One item on the list was checked off when Robin and Graham went hiking in the woods, splitting up intentionally so that they could meet back for lunch to describe what they had seen. Another time each of them expressed where they wanted to be in five, ten, and fifty years. They made a point to let gratitude became part of their vocabulary, as well as
forgiveness.
Being professional singers, they included a piece where they gave a picture of the ways couples can offer advice to one another, either wanted or not. We laughed to see them step into that hazy territory between helpful and bossy.
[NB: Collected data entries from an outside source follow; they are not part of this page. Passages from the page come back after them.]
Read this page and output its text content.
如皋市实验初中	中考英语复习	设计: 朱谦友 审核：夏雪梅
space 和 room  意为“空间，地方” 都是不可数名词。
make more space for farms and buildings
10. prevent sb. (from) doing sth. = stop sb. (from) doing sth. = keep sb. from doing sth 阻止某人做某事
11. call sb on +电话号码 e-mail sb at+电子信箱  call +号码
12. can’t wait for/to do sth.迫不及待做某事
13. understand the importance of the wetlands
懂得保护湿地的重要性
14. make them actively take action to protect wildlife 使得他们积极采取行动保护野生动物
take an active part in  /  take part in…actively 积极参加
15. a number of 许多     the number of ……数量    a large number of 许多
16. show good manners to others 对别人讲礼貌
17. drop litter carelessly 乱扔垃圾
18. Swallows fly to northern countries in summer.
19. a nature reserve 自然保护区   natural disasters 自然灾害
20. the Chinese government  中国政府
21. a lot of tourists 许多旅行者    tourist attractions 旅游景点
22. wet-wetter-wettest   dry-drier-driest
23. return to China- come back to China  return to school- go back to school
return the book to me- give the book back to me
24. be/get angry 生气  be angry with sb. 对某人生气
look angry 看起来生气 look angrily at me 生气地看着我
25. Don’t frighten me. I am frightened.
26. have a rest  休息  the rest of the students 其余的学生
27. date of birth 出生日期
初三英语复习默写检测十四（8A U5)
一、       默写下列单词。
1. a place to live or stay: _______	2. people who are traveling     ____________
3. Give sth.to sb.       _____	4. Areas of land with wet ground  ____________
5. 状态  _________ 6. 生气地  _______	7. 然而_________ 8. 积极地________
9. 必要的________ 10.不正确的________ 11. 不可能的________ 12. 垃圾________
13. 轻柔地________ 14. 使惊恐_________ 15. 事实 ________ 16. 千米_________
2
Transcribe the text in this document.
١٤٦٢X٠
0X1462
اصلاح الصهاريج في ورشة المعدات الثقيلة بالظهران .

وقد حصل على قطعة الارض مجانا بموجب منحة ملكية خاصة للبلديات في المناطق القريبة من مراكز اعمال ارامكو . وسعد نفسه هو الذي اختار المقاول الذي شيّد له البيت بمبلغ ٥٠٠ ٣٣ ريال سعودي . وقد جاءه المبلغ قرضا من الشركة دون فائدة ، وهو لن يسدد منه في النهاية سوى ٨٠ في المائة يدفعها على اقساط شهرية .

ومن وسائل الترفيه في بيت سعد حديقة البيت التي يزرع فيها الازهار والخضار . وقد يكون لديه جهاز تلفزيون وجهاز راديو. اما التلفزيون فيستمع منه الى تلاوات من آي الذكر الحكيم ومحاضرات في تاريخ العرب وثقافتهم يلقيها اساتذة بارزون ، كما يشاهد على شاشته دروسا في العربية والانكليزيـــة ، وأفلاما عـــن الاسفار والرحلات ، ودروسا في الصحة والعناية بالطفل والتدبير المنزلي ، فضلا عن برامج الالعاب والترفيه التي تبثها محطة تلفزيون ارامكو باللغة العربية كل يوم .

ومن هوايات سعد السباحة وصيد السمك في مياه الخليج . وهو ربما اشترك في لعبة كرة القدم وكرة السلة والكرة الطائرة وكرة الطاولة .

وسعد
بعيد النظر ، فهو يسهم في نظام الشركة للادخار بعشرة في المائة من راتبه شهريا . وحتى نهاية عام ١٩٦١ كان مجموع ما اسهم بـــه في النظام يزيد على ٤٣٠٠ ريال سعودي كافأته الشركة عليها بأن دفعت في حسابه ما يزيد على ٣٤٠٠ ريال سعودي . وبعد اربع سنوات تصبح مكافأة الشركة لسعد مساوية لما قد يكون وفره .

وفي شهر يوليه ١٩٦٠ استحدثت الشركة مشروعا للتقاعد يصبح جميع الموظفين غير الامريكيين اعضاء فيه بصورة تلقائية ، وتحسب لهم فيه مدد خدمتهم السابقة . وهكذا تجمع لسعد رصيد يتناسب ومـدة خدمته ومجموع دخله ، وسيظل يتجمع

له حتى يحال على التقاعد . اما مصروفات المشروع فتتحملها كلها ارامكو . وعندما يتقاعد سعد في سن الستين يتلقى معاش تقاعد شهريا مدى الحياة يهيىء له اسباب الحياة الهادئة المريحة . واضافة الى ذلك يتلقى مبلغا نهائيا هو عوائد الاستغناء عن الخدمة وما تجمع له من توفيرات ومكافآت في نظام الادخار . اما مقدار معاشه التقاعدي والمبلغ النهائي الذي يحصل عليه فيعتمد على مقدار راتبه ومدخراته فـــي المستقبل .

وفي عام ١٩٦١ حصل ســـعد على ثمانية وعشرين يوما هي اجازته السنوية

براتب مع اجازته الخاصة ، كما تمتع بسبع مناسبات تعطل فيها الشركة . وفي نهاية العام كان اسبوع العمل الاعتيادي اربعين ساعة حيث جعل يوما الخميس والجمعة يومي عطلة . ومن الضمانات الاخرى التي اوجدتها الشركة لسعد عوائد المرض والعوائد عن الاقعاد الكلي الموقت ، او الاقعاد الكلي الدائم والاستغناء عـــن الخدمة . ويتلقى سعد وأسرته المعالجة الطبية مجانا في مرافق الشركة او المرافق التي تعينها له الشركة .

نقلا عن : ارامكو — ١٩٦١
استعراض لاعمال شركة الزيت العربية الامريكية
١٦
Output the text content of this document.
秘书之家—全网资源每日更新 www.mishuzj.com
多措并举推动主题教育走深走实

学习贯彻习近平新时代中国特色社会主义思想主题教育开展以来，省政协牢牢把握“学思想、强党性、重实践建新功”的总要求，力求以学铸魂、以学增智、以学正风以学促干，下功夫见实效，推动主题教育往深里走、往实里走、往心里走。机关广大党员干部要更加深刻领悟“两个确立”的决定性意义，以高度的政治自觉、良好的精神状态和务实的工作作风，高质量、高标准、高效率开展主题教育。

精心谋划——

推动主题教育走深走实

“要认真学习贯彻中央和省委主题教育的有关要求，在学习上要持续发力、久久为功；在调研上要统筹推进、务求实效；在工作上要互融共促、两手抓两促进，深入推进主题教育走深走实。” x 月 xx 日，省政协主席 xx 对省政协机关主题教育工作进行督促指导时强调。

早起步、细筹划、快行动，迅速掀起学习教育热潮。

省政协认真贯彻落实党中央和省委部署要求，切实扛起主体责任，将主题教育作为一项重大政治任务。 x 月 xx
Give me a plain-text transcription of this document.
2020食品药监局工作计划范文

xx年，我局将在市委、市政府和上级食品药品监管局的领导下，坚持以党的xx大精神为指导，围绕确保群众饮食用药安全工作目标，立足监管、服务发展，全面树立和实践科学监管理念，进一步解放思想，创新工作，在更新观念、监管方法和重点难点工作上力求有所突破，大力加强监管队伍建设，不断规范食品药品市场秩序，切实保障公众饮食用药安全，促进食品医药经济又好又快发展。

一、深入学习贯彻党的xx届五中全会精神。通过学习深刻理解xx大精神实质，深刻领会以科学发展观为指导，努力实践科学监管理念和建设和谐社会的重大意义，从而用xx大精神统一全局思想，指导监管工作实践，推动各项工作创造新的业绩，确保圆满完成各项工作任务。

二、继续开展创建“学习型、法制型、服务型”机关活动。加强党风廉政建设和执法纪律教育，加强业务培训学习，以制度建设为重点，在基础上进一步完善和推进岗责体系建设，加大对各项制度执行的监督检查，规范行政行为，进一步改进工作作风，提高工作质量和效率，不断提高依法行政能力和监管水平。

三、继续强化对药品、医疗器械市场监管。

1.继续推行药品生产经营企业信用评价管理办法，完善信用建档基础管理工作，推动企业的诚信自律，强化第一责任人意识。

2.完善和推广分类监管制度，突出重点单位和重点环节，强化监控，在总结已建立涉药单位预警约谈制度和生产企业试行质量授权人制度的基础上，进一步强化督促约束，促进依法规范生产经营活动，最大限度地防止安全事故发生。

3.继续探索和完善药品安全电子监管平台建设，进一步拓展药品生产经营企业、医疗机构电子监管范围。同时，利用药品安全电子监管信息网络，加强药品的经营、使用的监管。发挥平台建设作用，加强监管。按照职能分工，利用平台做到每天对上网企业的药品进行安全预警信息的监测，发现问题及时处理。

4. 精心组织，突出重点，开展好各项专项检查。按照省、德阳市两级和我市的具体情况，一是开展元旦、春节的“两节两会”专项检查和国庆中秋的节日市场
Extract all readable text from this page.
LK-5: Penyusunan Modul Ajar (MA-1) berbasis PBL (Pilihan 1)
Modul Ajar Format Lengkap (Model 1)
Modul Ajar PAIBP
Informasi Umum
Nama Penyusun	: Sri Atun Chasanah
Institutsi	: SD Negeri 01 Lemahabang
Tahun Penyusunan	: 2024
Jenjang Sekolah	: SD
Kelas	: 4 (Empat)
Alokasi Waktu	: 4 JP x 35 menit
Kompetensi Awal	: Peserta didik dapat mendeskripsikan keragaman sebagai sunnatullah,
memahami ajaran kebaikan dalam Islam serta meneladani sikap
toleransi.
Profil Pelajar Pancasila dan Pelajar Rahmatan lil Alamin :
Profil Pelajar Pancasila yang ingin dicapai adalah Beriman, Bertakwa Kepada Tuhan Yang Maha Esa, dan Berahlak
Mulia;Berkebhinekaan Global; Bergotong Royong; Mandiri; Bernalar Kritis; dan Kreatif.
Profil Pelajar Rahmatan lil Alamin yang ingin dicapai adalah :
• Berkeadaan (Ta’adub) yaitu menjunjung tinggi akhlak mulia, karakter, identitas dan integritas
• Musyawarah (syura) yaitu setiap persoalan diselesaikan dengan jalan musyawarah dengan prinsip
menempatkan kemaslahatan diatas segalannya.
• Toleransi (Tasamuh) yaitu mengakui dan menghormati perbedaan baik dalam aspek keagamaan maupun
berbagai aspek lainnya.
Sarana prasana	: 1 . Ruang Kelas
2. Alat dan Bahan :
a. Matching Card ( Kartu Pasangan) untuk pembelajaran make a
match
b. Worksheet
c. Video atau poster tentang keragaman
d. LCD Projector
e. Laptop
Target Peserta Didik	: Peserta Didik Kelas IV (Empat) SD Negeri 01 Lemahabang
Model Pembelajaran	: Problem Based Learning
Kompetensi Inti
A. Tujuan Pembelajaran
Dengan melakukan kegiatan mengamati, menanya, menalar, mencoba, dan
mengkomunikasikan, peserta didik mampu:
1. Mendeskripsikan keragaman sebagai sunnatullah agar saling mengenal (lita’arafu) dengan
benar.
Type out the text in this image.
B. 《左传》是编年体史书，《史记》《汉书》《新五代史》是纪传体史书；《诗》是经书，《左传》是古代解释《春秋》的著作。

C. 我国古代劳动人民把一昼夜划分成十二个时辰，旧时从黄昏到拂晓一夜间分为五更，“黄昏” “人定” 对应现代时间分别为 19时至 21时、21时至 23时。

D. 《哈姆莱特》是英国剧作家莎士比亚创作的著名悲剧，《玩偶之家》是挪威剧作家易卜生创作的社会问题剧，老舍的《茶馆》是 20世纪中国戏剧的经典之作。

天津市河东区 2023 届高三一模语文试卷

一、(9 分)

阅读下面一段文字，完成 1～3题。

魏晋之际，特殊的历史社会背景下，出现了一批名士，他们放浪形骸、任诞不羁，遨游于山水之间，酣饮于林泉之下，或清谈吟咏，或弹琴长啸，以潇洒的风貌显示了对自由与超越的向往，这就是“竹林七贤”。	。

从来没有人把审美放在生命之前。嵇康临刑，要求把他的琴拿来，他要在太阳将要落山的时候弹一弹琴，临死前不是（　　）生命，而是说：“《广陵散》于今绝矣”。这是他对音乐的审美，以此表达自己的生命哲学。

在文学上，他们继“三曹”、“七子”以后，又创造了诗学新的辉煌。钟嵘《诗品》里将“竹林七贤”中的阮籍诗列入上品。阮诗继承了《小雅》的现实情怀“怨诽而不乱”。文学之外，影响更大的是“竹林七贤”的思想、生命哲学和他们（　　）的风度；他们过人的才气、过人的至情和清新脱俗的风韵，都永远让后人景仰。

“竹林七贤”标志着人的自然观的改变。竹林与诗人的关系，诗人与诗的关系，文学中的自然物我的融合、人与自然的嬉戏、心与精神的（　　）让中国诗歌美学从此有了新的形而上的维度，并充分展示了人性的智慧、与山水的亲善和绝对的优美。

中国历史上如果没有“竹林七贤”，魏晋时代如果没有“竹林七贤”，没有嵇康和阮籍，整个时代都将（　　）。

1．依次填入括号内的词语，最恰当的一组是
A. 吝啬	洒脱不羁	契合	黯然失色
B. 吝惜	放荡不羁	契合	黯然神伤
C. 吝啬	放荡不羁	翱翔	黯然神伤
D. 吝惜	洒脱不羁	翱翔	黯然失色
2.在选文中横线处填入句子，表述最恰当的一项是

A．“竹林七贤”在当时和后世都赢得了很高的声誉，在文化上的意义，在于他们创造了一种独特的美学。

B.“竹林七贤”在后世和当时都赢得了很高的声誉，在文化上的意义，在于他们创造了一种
One of the collaborative projects Robin and Graham worked on was a music video on a steam train in the moors of North York. They sang a song from 1597, printed on what is called a Table
Book. Each of the four parts faces a different direction, enabling the ensemble to sit around it comfortably and read their part. What a lovely representation of how we each come to marriage with our own perspective. As Graham pointed out earlier in the talk, "What if we are right, and our partner is not wrong?" Having opposite sides need not mean that we are left with discord.
It was a blessing to listen to and watch the way Robin and Graham worked and sang
together. Even if our own relationship is much different, getting a window into theirs was a real gift.